朋友
Editor:Mark| Time:2025-10-25高二那年,班里转来一个叫林舟的男生。他瘦得像根竹竿,说话时总盯着自己的鞋尖。班主任把他安排在我旁边的座位,从此我们成了同桌。
起初我们很少交谈。

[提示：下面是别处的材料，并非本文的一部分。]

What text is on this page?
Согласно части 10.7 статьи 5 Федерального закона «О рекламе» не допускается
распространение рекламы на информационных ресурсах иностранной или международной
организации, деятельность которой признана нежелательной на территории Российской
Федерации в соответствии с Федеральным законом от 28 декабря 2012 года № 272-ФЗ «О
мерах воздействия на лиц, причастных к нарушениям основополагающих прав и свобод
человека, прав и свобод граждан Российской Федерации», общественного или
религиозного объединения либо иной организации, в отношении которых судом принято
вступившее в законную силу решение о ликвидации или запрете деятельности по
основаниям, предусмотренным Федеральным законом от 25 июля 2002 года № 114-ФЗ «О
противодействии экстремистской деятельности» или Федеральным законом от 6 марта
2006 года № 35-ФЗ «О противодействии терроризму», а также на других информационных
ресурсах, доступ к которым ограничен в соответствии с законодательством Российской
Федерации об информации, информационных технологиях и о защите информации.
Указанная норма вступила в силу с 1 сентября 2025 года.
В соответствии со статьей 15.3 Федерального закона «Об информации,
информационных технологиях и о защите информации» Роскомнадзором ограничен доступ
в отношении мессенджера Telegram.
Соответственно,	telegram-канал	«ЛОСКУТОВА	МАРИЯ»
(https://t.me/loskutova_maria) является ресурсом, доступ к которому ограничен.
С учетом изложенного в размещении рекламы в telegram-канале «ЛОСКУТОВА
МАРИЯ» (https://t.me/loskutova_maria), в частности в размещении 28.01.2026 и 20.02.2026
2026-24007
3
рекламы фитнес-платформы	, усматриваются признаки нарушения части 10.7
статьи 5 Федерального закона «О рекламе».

他总在草稿纸上画些我看不懂的电路图,而我埋头演算数学题。直到那个闷热的下午,物理老师布置了一道关于电磁感应的难题。我在纸上画了半天,始终找不到头绪。正当我准备放弃时,旁边递过来一张纸条:“试试用楞次定律。”那是我第一次看清他的迹,工整得像是印刷体。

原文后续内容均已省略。